The U.S. Environmental Protection Agency (EPA), whose mission is to protect human health and the environment, sets and enforces regulations to ensure safe environments where we work, learn, play, and pray. When regulations are set to protect the most vulnerable among us, we can be reasonably sure that those regulations will also protect all of us. This is why considering children’s health in all regulatory standards is of the utmost importance. Children are not little adults. Their bodies and organs are still developing, they are lower to the ground, various developmental stages put them at higher risk of exposure to toxics, and they are reliant on caregivers for shelter and care. When we set standards that protect kids, we’re giving them the opportunity to achieve their fullest potential while also protecting everyone else.

EPA’s Office of Children’s Health Protection (OCHP), established in 1997 through Executive Order 13045, is tasked to ensure that all EPA actions and programs address the unique vulnerabilities of children. It is no small task to monitor and provide recommendations to all of EPA’s rulemaking. Air, water, and soil may all be regulated under different statutes, but kids get into all of it.

And yet, presently the office is down to almost half its original staff (now only 9 people) and 1/3 of the budget it had 25 years ago.As the EPA works to align its mission with the four overarching priorities of the Biden-Harris Administration – COVID, climate change, racial inequity, and the economy – it is critical for OCHP to be fully funded and include staffing levels that allow it to fully achieve its expansive, critical mission. It will be particularly important to center children’s health as the Biden EPA puts forth and enforces climate solutions.

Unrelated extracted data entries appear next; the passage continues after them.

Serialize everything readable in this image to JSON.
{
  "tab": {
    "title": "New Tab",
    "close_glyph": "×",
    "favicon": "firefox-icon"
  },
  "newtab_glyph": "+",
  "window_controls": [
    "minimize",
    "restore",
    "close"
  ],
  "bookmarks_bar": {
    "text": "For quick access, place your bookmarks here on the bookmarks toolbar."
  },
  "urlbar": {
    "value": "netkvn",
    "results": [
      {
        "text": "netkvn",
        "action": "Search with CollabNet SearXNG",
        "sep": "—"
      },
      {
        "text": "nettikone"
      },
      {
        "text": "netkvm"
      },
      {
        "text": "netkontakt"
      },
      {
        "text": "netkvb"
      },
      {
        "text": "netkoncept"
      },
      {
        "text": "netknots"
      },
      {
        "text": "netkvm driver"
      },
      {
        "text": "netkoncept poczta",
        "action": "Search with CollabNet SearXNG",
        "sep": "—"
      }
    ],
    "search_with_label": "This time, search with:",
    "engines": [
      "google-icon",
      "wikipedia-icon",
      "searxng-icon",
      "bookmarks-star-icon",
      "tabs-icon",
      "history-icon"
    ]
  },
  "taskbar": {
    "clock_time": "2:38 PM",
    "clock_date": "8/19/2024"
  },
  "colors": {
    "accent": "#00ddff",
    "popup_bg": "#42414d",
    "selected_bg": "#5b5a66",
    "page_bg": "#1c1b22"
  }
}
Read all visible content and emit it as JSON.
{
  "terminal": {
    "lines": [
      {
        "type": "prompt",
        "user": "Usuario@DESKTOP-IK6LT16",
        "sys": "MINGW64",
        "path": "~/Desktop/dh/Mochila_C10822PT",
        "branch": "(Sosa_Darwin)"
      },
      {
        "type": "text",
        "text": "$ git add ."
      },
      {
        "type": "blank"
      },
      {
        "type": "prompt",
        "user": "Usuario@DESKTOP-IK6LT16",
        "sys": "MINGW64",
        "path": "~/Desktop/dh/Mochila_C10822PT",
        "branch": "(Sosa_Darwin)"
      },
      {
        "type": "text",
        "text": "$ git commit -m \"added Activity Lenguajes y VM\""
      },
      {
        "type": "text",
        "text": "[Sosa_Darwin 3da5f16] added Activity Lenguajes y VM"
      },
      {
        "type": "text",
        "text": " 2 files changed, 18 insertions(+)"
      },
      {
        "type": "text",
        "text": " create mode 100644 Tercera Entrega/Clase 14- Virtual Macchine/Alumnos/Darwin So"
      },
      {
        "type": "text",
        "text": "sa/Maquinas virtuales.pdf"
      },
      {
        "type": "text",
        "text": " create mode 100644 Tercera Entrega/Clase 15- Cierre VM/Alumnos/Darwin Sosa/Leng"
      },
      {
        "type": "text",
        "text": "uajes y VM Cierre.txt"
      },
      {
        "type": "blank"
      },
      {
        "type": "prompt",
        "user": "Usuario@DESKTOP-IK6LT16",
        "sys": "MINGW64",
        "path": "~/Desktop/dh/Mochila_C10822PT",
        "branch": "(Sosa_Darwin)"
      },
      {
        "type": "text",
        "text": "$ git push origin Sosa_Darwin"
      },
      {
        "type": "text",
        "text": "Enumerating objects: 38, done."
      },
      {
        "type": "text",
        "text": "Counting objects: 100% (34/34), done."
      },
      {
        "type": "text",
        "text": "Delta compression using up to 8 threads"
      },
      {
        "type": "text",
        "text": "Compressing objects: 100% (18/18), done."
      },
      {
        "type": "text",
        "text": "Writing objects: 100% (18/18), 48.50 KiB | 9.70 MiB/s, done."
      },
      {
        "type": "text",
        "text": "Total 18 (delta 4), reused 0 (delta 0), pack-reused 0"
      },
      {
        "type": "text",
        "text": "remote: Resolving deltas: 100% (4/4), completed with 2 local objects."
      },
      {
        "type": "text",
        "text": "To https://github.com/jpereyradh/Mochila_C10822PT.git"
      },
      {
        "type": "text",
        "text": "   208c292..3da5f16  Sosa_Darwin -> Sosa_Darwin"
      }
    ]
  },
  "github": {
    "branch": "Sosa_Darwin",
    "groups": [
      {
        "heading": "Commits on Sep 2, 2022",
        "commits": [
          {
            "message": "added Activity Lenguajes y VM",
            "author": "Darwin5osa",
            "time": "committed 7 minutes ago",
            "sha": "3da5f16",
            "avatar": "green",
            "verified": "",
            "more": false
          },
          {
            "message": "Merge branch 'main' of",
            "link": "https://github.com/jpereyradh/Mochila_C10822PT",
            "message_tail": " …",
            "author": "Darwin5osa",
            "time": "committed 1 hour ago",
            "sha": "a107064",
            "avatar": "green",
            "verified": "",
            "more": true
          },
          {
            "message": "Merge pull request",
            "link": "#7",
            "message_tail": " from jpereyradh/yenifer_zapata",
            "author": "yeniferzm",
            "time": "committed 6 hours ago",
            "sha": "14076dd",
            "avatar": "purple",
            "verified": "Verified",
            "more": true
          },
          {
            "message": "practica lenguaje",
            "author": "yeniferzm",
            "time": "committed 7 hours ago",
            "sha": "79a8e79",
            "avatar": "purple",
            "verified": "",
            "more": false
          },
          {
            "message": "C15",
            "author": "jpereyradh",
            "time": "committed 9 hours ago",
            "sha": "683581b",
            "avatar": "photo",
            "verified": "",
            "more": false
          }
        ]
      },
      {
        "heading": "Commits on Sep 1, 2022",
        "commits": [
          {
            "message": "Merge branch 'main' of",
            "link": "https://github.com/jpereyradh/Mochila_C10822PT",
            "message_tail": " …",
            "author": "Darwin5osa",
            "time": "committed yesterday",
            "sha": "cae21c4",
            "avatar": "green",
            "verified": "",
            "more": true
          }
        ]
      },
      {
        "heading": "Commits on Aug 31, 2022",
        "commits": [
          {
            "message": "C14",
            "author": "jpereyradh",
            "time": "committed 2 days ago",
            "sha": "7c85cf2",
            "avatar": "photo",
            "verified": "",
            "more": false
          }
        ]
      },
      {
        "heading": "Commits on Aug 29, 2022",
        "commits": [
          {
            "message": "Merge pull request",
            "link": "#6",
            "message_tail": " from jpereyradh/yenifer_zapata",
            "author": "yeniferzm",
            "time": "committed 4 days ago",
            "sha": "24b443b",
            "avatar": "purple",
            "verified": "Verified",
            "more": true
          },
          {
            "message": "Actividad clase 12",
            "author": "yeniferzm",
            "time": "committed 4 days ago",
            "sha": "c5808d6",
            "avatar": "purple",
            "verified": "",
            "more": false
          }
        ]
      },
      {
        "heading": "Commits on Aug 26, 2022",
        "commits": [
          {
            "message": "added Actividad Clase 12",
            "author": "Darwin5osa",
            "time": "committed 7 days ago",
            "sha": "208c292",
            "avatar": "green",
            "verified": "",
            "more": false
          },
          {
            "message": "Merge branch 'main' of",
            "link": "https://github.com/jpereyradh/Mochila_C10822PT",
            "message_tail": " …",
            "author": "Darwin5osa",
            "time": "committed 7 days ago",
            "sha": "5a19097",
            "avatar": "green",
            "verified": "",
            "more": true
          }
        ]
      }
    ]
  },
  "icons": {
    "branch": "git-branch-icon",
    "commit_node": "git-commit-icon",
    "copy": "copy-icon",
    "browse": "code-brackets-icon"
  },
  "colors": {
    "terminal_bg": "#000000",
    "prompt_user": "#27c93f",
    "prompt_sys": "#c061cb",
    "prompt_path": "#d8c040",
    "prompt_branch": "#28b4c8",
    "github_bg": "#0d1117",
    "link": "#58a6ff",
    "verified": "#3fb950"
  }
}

Children are particularly vulnerable to the impacts of climate change, and  disproportionately suffer from  physical and mental health and safety harms related to our changing climate. They are more sensitive to climate-fueled impacts, such as extreme heat, air pollution, water-borne diseases, vector-borne disease, as well as ecoanxiety. All of these impacts are compounded and exacerbated by systemic racism and economic inequities. Children’s health expertise will be a necessary resource in setting the course for climate action.

We both have spent extensive time working with OCHP: Leyla as an appointed member of the Children’s Health Protection Advisory Committee and Board Member of the Children’s Environmental Health Network and Rebecca as part of an environmental health fellowship with OCHP. So, we both can attest to the importance of the office and its mission. Dedicating the capacity and resources for OCHP to fully execute its mission will build the foundation for safer and healthier environments for all of us.

Leyla McCurdy is a Board Member of the Children’s Environmental Health Network and Chair of the Climate for Health Leadership Circle & Rebecca Rehr is the Director of Climate for Health at ecoAmerica.